Dec 27, 2007 - 5:50:15 PM

THURSDAY DEC 27, 2007 (Foodconsumer.org) -- New Jersey State became the nation's first to force pregnant women to receive HIV testing during pregnancy.   But a new study claimed that the current screening protocol is not as effective as thought.

The study led by Patterson KB from the University of North Carolina at Chapel Hill and colleagues showed that among six infected babies whose mothers participated in North Carolina's Screening and Tracing Active Transmission Program, mothers of three babies tested positive for HIV antibody during pregnancy while mothers of another three tested negative.

The problem, according to the researchers, is that the universal prenatal HIV antibody testing is not sensitive enough to detect the so-called acute HIV infection which may not have caused much of the antibody to be detected by the time the testing was performed.
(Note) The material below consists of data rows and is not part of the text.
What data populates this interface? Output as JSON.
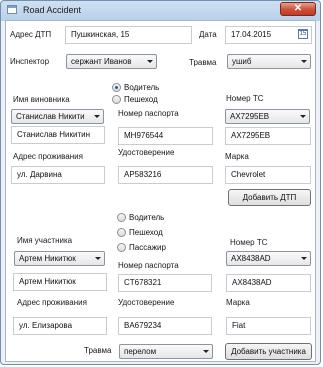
{
  "window": {
    "title": "Road Accident",
    "close_glyph": "✕"
  },
  "accident": {
    "address_label": "Адрес ДТП",
    "address_value": "Пушкинская, 15",
    "date_label": "Дата",
    "date_value": "17.04.2015",
    "calendar_icon_text": "15",
    "inspector_label": "Инспектор",
    "inspector_value": "сержант Иванов",
    "injury_label": "Травма",
    "injury_value": "ушиб"
  },
  "culprit": {
    "name_label": "Имя виновника",
    "name_combo": "Станислав Никити",
    "name_value": "Станислав Никитин",
    "role_options": [
      {
        "label": "Водитель",
        "checked": true
      },
      {
        "label": "Пешеход",
        "checked": false
      }
    ],
    "passport_label": "Номер паспорта",
    "passport_value": "MH976544",
    "plate_label": "Номер ТС",
    "plate_combo": "AX7295EB",
    "plate_value": "AX7295EB",
    "address_label": "Адрес проживания",
    "address_value": "ул. Дарвина",
    "license_label": "Удостоверение",
    "license_value": "AP583216",
    "brand_label": "Марка",
    "brand_value": "Chevrolet",
    "add_button": "Добавить ДТП"
  },
  "participant": {
    "role_options": [
      {
        "label": "Водитель",
        "checked": false
      },
      {
        "label": "Пешеход",
        "checked": false
      },
      {
        "label": "Пассажир",
        "checked": false
      }
    ],
    "name_label": "Имя участника",
    "name_combo": "Артем Никитюк",
    "name_value": "Артем Никитюк",
    "plate_label": "Номер ТС",
    "plate_combo": "AX8438AD",
    "plate_value": "AX8438AD",
    "passport_label": "Номер паспорта",
    "passport_value": "CT678321",
    "address_label": "Адрес проживания",
    "address_value": "ул. Елизарова",
    "license_label": "Удостоверение",
    "license_value": "BA679234",
    "brand_label": "Марка",
    "brand_value": "Fiat",
    "injury_label": "Травма",
    "injury_value": "перелом",
    "add_button": "Добавить участника"
  }
}
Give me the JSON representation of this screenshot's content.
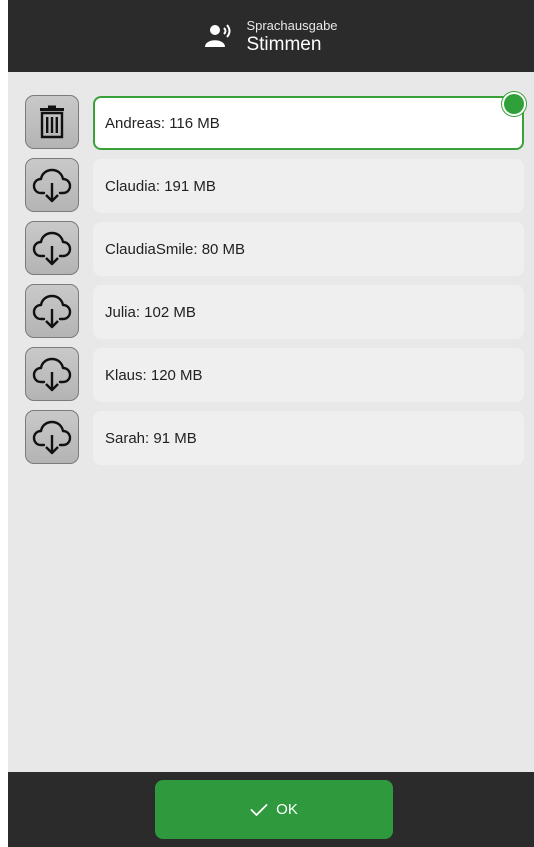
{
  "header": {
    "subtitle": "Sprachausgabe",
    "title": "Stimmen",
    "icon": "speaking-person-icon"
  },
  "voices": [
    {
      "label": "Andreas: 116 MB",
      "action": "delete",
      "action_icon": "trash-icon",
      "selected": true
    },
    {
      "label": "Claudia: 191 MB",
      "action": "download",
      "action_icon": "cloud-download-icon",
      "selected": false
    },
    {
      "label": "ClaudiaSmile: 80 MB",
      "action": "download",
      "action_icon": "cloud-download-icon",
      "selected": false
    },
    {
      "label": "Julia: 102 MB",
      "action": "download",
      "action_icon": "cloud-download-icon",
      "selected": false
    },
    {
      "label": "Klaus: 120 MB",
      "action": "download",
      "action_icon": "cloud-download-icon",
      "selected": false
    },
    {
      "label": "Sarah: 91 MB",
      "action": "download",
      "action_icon": "cloud-download-icon",
      "selected": false
    }
  ],
  "footer": {
    "ok_label": "OK",
    "ok_icon": "checkmark-icon"
  },
  "colors": {
    "header_bg": "#2b2b2b",
    "accent_green": "#2e9a3d",
    "list_bg": "#e8e8e8"
  }
}
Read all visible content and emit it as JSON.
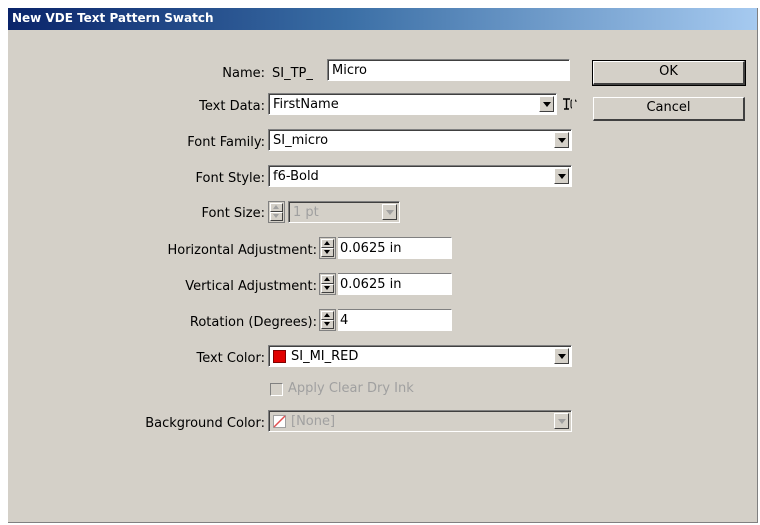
{
  "window": {
    "title": "New VDE Text Pattern Swatch"
  },
  "name": {
    "label": "Name:",
    "prefix": "SI_TP_",
    "value": "Micro"
  },
  "text_data": {
    "label": "Text Data:",
    "value": "FirstName",
    "icon": "text-insert-icon"
  },
  "font_family": {
    "label": "Font Family:",
    "value": "SI_micro"
  },
  "font_style": {
    "label": "Font Style:",
    "value": "f6-Bold"
  },
  "font_size": {
    "label": "Font Size:",
    "value": "1 pt"
  },
  "horizontal_adjustment": {
    "label": "Horizontal Adjustment:",
    "value": "0.0625 in"
  },
  "vertical_adjustment": {
    "label": "Vertical Adjustment:",
    "value": "0.0625 in"
  },
  "rotation": {
    "label": "Rotation (Degrees):",
    "value": "4"
  },
  "text_color": {
    "label": "Text Color:",
    "value": "SI_MI_RED",
    "swatch": "#e00000"
  },
  "apply_clear_dry_ink": {
    "label": "Apply Clear Dry Ink",
    "checked": false
  },
  "background_color": {
    "label": "Background Color:",
    "value": "[None]"
  },
  "buttons": {
    "ok": "OK",
    "cancel": "Cancel"
  }
}
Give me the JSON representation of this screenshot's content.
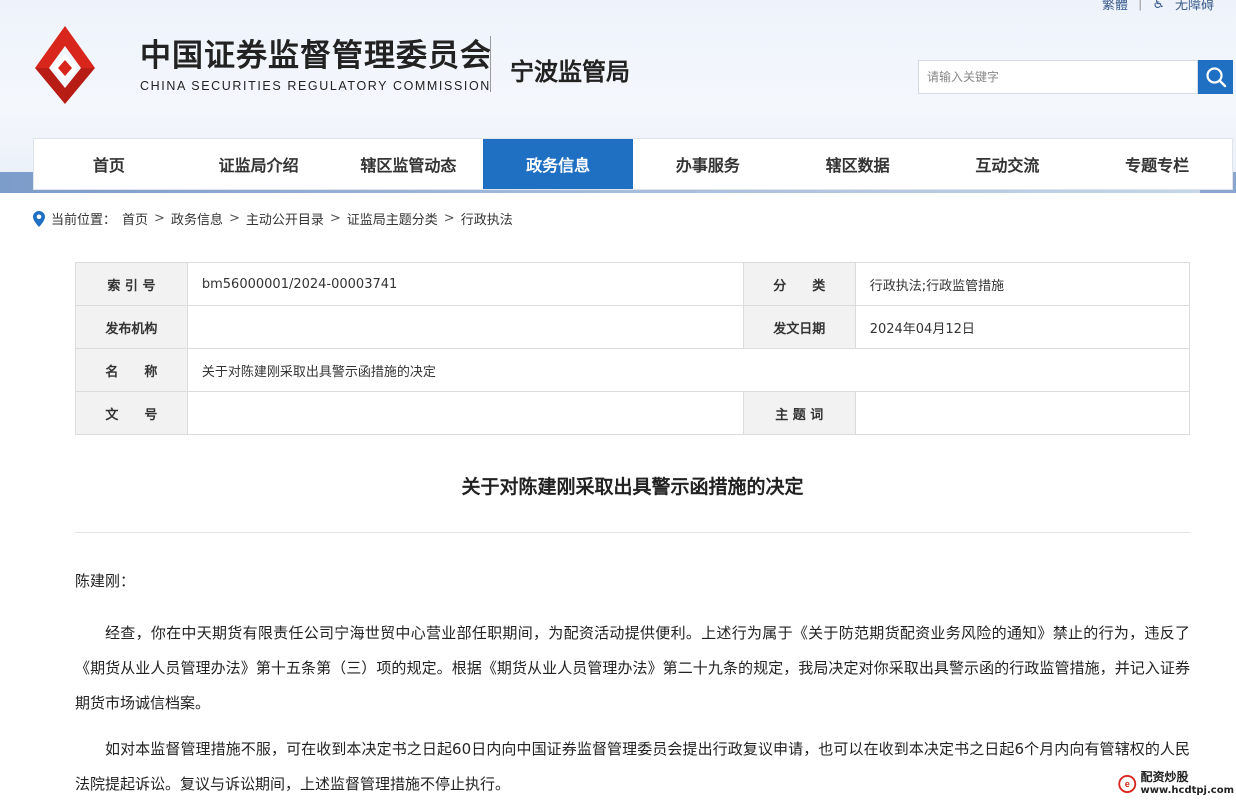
{
  "header": {
    "top_links": [
      "繁體",
      "无障碍"
    ],
    "org_name_cn": "中国证券监督管理委员会",
    "org_name_en": "CHINA SECURITIES REGULATORY COMMISSION",
    "bureau": "宁波监管局",
    "search_placeholder": "请输入关键字"
  },
  "nav": {
    "items": [
      "首页",
      "证监局介绍",
      "辖区监管动态",
      "政务信息",
      "办事服务",
      "辖区数据",
      "互动交流",
      "专题专栏"
    ],
    "active": "政务信息"
  },
  "breadcrumb": {
    "label": "当前位置：",
    "items": [
      "首页",
      "政务信息",
      "主动公开目录",
      "证监局主题分类",
      "行政执法"
    ]
  },
  "meta": {
    "index_label": "索 引 号",
    "index_value": "bm56000001/2024-00003741",
    "category_label": "分　　类",
    "category_value": "行政执法;行政监管措施",
    "publisher_label": "发布机构",
    "publisher_value": "",
    "date_label": "发文日期",
    "date_value": "2024年04月12日",
    "name_label": "名　　称",
    "name_value": "关于对陈建刚采取出具警示函措施的决定",
    "docno_label": "文　　号",
    "docno_value": "",
    "subject_label": "主 题 词",
    "subject_value": ""
  },
  "document": {
    "title": "关于对陈建刚采取出具警示函措施的决定",
    "salutation": "陈建刚：",
    "paragraphs": [
      "经查，你在中天期货有限责任公司宁海世贸中心营业部任职期间，为配资活动提供便利。上述行为属于《关于防范期货配资业务风险的通知》禁止的行为，违反了《期货从业人员管理办法》第十五条第（三）项的规定。根据《期货从业人员管理办法》第二十九条的规定，我局决定对你采取出具警示函的行政监管措施，并记入证券期货市场诚信档案。",
      "如对本监督管理措施不服，可在收到本决定书之日起60日内向中国证券监督管理委员会提出行政复议申请，也可以在收到本决定书之日起6个月内向有管辖权的人民法院提起诉讼。复议与诉讼期间，上述监督管理措施不停止执行。"
    ]
  },
  "watermark": {
    "name": "配资炒股",
    "url": "www.hcdtpj.com"
  },
  "colors": {
    "primary": "#1f6fc2",
    "logo_red": "#d9261c"
  }
}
Patterson and colleagues found between Nov.1, 2002 and April 30, 2005, 443 women among the participants of the STAT program were HIV positive by antibody testing. But 15 who were HIV antibody negative by antibody testing were later found positive for HIV by RNA testing.

The senate of the State of New Jersey passed legislation to mandate pregnant women to receive HIV testing early on Wednesday, but the legislature body did not address any efficacy of the testing methodology.   Critics, however, said that the move deprived women's rights to make medical decisions and violated their privacy.

 

Source:

 

AIDS. 2007 Nov 12;21(17):2303-8.

Frequent detection of acute HIV infection in pregnant women.Patterson KB, Leone PA, Fiscus SA, Kuruc J, McCoy SI, Wolf L, Foust E, Williams D, Eron JJ, Pilcher CD.

School of Medicine, University of North Carolina at Chapel Hill, Chapel Hill, NC 27599, USA.